Femina is a magnificent book, which highlights so many of the ways women have been marginalised through recent years and emphasises that misogyny hasn't actually changed as much as we think it has. It's an important work that shows the need to interrogate what we are taught and what we believe, and which allows us to see that new technologies, far from obscuring the past, allow us to confirm what we have lost in received knowledge, which gives us a clearer path into the future.
You don't have to be an historian to access & enjoy this original & highly enjoyable work.
It has excellent illustrations from texts, artwork & a very famous embroidery.
Her scholarly knowledge is shared with such warmth, openness & passion, it is a joy to read & you'll discover that some things you thought you knew, were actually just a little bit different.
I cannot recommend this book highly enough. Enjoy your read!
The book is a series of essays about various medieval women, but I found it dissatisfying overall, since other than relating to medieval women, the essays are otherwise disconnected. As the only narrative thread linking these stories is that they are about women, it does not provide the “new history of the Middle Ages” which is the book’s subtitle, and I found any pattern too fragmentary, although the essays are engagingly written and well researched. Ramirez’s excellent introductory essay concludes identifying the book’s purpose more honestly: “We need a new relationship with the past, one which we can all feel a part of.
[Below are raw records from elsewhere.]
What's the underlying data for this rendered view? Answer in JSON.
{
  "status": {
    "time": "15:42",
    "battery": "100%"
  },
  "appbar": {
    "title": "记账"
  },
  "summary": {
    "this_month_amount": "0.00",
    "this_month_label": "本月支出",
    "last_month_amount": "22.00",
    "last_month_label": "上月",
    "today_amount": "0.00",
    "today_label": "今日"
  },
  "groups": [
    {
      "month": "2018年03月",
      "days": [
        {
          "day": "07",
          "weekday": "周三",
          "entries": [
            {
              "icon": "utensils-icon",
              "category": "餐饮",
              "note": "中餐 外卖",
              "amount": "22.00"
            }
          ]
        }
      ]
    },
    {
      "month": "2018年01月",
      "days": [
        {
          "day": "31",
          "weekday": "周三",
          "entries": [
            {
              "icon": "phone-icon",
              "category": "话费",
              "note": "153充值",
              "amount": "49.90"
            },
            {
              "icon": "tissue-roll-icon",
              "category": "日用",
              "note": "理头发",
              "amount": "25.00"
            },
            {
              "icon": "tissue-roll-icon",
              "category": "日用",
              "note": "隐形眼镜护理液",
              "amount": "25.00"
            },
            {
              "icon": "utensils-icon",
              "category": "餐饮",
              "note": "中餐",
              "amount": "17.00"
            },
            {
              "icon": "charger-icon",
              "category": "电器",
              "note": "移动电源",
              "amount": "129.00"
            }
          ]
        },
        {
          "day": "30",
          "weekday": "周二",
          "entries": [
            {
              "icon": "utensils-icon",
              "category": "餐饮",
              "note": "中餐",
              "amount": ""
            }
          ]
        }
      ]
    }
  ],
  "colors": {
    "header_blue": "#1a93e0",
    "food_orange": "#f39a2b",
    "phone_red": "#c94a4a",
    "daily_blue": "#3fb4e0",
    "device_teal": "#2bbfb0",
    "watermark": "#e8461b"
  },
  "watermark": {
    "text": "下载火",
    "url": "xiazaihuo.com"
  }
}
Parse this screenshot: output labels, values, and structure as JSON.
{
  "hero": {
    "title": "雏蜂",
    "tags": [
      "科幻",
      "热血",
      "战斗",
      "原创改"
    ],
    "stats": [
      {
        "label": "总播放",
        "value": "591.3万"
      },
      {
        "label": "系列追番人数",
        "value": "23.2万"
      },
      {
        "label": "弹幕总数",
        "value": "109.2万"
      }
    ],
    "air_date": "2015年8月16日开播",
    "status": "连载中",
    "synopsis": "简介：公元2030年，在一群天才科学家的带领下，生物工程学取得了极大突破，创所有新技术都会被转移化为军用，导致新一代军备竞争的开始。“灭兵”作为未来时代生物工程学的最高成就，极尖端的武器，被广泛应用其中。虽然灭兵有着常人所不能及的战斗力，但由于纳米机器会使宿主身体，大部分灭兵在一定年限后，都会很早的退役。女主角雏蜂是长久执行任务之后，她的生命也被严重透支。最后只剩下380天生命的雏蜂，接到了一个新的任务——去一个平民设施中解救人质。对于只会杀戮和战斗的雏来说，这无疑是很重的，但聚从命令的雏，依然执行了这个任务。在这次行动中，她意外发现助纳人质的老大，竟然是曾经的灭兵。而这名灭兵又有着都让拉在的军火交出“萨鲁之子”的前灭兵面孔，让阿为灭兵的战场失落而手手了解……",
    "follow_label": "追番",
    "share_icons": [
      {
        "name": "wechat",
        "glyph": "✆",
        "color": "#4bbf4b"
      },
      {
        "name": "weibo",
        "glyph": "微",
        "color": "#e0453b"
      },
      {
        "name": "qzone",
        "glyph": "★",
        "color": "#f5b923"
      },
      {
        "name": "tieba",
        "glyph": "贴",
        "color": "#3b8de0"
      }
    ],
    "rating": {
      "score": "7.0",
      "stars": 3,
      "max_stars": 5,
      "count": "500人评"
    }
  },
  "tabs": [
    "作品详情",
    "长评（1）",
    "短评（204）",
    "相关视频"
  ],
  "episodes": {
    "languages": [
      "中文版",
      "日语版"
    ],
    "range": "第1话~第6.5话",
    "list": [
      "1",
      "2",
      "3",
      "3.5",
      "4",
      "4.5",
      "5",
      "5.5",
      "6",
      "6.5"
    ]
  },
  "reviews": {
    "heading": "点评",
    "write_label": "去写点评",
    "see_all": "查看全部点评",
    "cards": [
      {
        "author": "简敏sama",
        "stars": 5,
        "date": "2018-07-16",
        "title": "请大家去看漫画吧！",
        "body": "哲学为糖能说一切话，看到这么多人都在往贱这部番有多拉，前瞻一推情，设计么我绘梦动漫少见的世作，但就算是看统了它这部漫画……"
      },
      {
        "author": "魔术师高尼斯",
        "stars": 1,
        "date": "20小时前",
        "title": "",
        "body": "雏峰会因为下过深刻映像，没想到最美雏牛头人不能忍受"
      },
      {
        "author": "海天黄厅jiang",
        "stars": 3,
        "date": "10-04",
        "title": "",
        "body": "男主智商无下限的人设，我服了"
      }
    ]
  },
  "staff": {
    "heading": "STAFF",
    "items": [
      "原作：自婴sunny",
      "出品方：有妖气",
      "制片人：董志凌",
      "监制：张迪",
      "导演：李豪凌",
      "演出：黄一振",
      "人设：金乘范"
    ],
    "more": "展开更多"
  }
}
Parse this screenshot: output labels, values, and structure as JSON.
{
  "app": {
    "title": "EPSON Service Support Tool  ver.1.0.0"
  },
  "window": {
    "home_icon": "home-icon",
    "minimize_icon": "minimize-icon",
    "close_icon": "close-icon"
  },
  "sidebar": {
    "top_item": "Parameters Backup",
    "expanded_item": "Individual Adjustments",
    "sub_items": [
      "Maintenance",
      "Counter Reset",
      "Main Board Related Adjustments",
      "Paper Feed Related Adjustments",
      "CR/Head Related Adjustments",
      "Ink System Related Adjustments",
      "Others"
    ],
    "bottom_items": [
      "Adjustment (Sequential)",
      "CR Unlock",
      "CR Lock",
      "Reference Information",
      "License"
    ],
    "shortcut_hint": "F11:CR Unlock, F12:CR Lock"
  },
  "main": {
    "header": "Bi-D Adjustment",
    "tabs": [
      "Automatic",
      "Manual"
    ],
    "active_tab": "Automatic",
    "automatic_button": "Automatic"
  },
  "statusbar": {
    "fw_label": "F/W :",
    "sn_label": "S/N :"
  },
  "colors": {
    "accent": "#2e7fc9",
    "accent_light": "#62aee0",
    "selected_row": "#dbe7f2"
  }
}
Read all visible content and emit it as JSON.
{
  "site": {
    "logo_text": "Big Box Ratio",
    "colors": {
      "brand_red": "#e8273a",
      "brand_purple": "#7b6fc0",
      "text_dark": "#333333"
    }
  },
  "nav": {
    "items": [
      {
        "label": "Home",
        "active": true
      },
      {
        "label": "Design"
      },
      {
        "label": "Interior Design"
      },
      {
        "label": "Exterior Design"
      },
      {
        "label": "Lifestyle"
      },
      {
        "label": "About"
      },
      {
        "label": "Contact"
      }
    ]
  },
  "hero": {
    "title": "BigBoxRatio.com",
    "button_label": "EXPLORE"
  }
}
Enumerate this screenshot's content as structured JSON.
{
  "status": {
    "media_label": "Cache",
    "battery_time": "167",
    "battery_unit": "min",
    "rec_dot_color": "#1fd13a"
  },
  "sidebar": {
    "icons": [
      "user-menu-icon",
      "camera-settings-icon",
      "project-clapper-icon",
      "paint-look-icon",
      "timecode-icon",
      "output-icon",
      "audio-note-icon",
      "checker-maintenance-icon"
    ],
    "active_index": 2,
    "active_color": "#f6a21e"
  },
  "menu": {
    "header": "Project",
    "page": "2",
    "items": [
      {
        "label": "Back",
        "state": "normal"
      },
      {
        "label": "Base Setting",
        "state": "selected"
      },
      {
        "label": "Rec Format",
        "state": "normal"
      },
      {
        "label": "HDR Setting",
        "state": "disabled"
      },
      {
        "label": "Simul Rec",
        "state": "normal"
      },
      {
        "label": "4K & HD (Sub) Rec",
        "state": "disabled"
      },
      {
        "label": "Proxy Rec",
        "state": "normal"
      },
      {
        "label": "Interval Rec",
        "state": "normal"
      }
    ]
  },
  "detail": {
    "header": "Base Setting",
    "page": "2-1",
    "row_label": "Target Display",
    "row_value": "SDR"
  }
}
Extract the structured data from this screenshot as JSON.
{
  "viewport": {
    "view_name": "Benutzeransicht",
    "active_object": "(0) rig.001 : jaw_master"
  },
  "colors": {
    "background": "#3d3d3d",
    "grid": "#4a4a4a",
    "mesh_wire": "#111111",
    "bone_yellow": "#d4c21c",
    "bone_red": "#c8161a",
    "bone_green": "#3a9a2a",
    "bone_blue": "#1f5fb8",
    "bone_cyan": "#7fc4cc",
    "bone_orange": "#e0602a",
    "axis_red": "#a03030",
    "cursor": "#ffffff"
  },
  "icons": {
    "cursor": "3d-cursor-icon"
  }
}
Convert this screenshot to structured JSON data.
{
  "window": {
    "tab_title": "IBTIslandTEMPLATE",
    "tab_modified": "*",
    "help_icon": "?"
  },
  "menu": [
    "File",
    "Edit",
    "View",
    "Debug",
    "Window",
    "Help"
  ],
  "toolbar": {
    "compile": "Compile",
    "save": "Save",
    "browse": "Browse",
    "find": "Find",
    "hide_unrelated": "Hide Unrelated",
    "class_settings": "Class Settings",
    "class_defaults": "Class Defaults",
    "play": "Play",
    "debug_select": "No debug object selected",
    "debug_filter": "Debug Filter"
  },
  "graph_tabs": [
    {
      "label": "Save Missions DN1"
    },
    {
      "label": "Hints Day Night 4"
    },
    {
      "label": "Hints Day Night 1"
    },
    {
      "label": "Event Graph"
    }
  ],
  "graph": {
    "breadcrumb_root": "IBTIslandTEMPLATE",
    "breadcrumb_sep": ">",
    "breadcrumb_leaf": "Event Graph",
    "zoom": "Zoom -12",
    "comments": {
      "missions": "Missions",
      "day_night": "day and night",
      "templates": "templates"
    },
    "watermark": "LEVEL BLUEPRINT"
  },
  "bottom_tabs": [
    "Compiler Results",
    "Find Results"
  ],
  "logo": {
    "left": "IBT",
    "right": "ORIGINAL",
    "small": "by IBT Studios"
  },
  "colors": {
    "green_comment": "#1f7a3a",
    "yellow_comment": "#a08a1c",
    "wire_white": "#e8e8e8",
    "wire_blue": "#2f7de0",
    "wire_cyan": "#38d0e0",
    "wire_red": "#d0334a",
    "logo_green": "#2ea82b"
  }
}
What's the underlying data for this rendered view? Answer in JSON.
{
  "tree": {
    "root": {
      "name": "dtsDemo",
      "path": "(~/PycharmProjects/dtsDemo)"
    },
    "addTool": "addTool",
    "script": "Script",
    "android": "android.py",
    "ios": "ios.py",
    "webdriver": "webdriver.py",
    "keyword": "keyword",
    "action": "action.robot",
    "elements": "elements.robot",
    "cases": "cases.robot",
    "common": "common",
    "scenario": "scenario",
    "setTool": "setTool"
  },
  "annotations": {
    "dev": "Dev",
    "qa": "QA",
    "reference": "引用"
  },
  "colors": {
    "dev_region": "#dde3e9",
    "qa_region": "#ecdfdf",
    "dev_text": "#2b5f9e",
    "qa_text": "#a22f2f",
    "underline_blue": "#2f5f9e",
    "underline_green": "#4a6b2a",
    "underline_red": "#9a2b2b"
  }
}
Finding these extraordinary medieval women is a first step, but there are so many other silenced voices waiting to have their stories heard.”
Ramirez’s essay style of an introduction to each chapter’s subject by reference to a relatively contemporary event (for example the 1997 canonisation of the fourteenth century Jadwiga, “King” of the Poles in chapter 7), followed by an imaginative verbal recreation of an event in the individual’s life and then an exploration of their wider historical significance is a good approach. But it does become repetitive and underlines the discontinuity of the essays.
The book is well illustrated with photos of artefacts, artistic reconstructions and useful maps, but for me there appears to be an idiosyncratic choice of historical figures, some well known, others unknown (the Loftus “Princess”), although each essay is engaging and full of interesting stories. Also, after introducing her eminent women in the early chapters, Ramirez can appear to go off on a tangent due to the lack of records, but skilfully brings the narrative back to her chosen exemplar of a worthy woman in the period, providing relevant context for their significance.
In her final thoughts, Ramirez says : “Like so many others, I have been led by generations of historians before me, their contemporary agendas often presented in the guise of empirical truths. I have tried a different, but similarly loaded, approach in this book, putting the spotlight on women. It is no less biased, and is representative of the time in which I am writing. But by re-examining extraordinary women like Hildegard and Margery, casting a new light on over-written females like Æthelflæd and Jadwiga, and using recent discoveries to reconstruct lost individuals like the Loftus Princess and Birka Warrior Woman, the medieval world has taken on a different complexion.”
My overall impression is of the book trying to make a larger argument (thesis) from a collection of engaging essays about medieval women who were influential in their time. Instead the book reads like a collection of case studies with which to make the argument that the role of historically significant medieval women has been downplayed when histories of the medieval period were being being written in the eighteenth to twentieth centuries. This is “topped and tailed” with essays outlining Ramirez’s argument, that the histories of the medieval period need to be expanded to reflect the simplification and distortion of women’s roles, and this book provides some examples of historically significant medieval women.
The challenge identified in this book can be seen to have been accepted in books such as Michael Woods’ 40th anniversary updating of In Search of the Dark Ages published earlier this year, which includes new chapters on the historically significant Anglo Saxon women Aethelflaed, Lady Wynflaed and Eadgyth. The ongoing challenge for popular history writers will be to incorporate the stories of historically significant women seamlessly into broader narrative history, so widening our understanding. It is a difficult balancing act to show relevance and significance, but not to be read by modern readers as just inclusion as positive discrimination of “token” women.
I received a Netgalley copy of this book, but this review is my honest opinion.